The Manhattan jury awarded plaintiff pain and suffering damages in the sum of $85,750,000 ($10,500,000 past – six and a half years, $75,250,000 future – 43 years). The trial judge ordered a reduction to $40,600,000 ($10,500,000 past, $30,100,000 future).
In Perez v. Live Nation Worldwide, Inc. (1st Dept. 2021), the appellate court ordered a further and final reduction to $20,000,000 ($5,000,000 past, $15,000,000 future) representing the largest pain and suffering damages award approved on appeal in the 34 years since the enactment of CPLR 5501(c) (which requires New York’s appellate courts to determine on a case by case basis whether jury awards deviate materially from reasonable compensation).

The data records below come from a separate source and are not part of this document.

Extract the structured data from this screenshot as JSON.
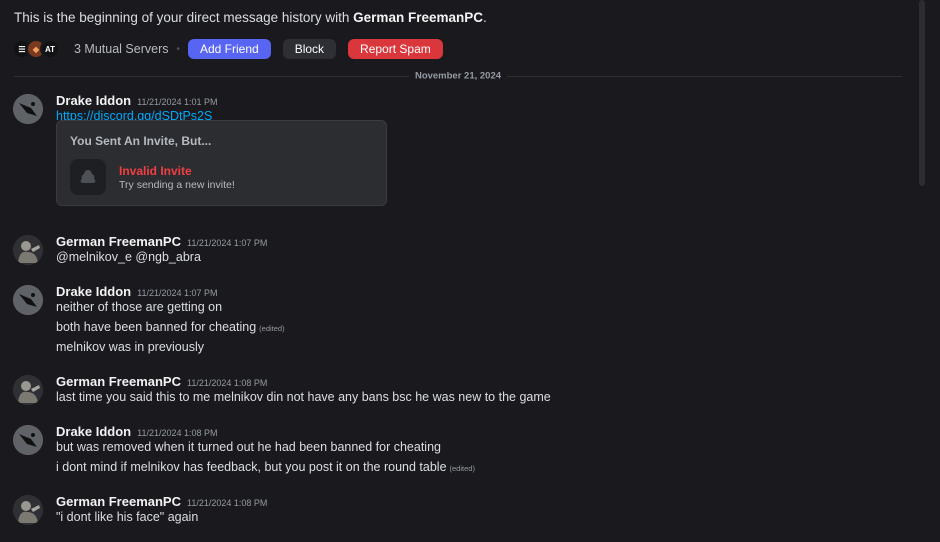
{
  "header": {
    "intro_prefix": "This is the beginning of your direct message history with ",
    "intro_name": "German FreemanPC",
    "intro_suffix": "."
  },
  "actions": {
    "server_icons": [
      "☰",
      "◆",
      "AT"
    ],
    "mutual_servers": "3 Mutual Servers",
    "separator": "•",
    "add_friend": "Add Friend",
    "block": "Block",
    "report_spam": "Report Spam"
  },
  "divider": {
    "date": "November 21, 2024"
  },
  "messages": [
    {
      "user": "Drake Iddon",
      "time": "11/21/2024 1:01 PM",
      "lines": [
        "https://discord.gg/dSDtPs2S"
      ],
      "invite": {
        "title": "You Sent An Invite, But...",
        "name": "Invalid Invite",
        "subtitle": "Try sending a new invite!"
      }
    },
    {
      "user": "German FreemanPC",
      "time": "11/21/2024 1:07 PM",
      "lines": [
        "@melnikov_e @ngb_abra"
      ]
    },
    {
      "user": "Drake Iddon",
      "time": "11/21/2024 1:07 PM",
      "lines": [
        "neither of those are getting on",
        "both have been banned for cheating",
        "melnikov was in previously"
      ],
      "edited_label": "(edited)"
    },
    {
      "user": "German FreemanPC",
      "time": "11/21/2024 1:08 PM",
      "lines": [
        "last time you said this to me melnikov din not have any bans bsc he was new to the game"
      ]
    },
    {
      "user": "Drake Iddon",
      "time": "11/21/2024 1:08 PM",
      "lines": [
        "but was removed when it turned out he had been banned for cheating",
        "i dont mind if melnikov has feedback, but you post it on the round table"
      ],
      "edited_label": "(edited)"
    },
    {
      "user": "German FreemanPC",
      "time": "11/21/2024 1:08 PM",
      "lines": [
        "\"i dont like his face\" again"
      ]
    }
  ]
}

Here are the injury details:
- airlifted to hospital, placed in medically induced coma and on life support; admitted for one month before transfer to rehabilitation hospital for two weeks
- severe head trauma with large epidural hematoma, bilateral subdural hematomas and subarachnoid hemorrhage requiring emergency and three additional surgeries
- surgery #1 on date of accident – hemicraniectomy to remove portion of skull bone and place it in abdomen
- surgery #2 on 8/8/13 – cranioplasty to replace the bone that had been stored in abdomen
- surgery #3 on 1/20/14 – cranioplasty with titanium mesh placement
- surgery #4 on 5/12/14 – cranioplasty to remove hardware and debride wound
- requires fifth surgery to repair large defect in head and to protect brain
- non-surgical fractures of temporal, maxillary and cheek bones in face, six ribs and two thoracic vertebrae, separated shoulder, punctured lung
- seizures; post-traumatic epilepsy
- extensive encephalomalacia
- significant cognitive deficits
- risk of future neurological disease
- chronic pain and extensive scarring
Plaintiff contended that he had permanent and profound cognitive, neurological, emotional, psychological and physical limitations that have fundamentally altered every aspect of his life.
The defense argued that plaintiff made a “considerable recovery” and was malingering, noting that he exercises daily (often at a gym), is able to dress, bathe and feed himself and that he testified at trial and in five depositions with great specificity, recall, command and endurance.
After reductions by the courts, plaintiff was also awarded substantial damages for loss of earnings ($2,083,000), medical expenses (approximately $4,000,000), future rehabilitation expenses ($308,000) and future custodial care ($6,800,000).
- In his summation, plaintiff’s attorney asked the jury to award pain and suffering damages in the sum of $85,000,000; defense counsel suggested $5,000,000 (while suggesting that an additional $5,000,000 would be fair for future medical, rehabilitation and custodial care expenses).
- As in the recent case of Hedges v. Planned Security Services, Inc., discussed by us here, several business, insurance, corporate and lobbying entities weighed in on this case as so called amici curiae arguing that plaintiff’s counsel’s summation amounted to an improper “anchoring” in that counsel proposed that the jury award an “astronomical, unreasonable figure for pain and suffering” that led to the “runaway” verdict. Once again, the court declined to announce a new rule prohibiting the practice of anchoring.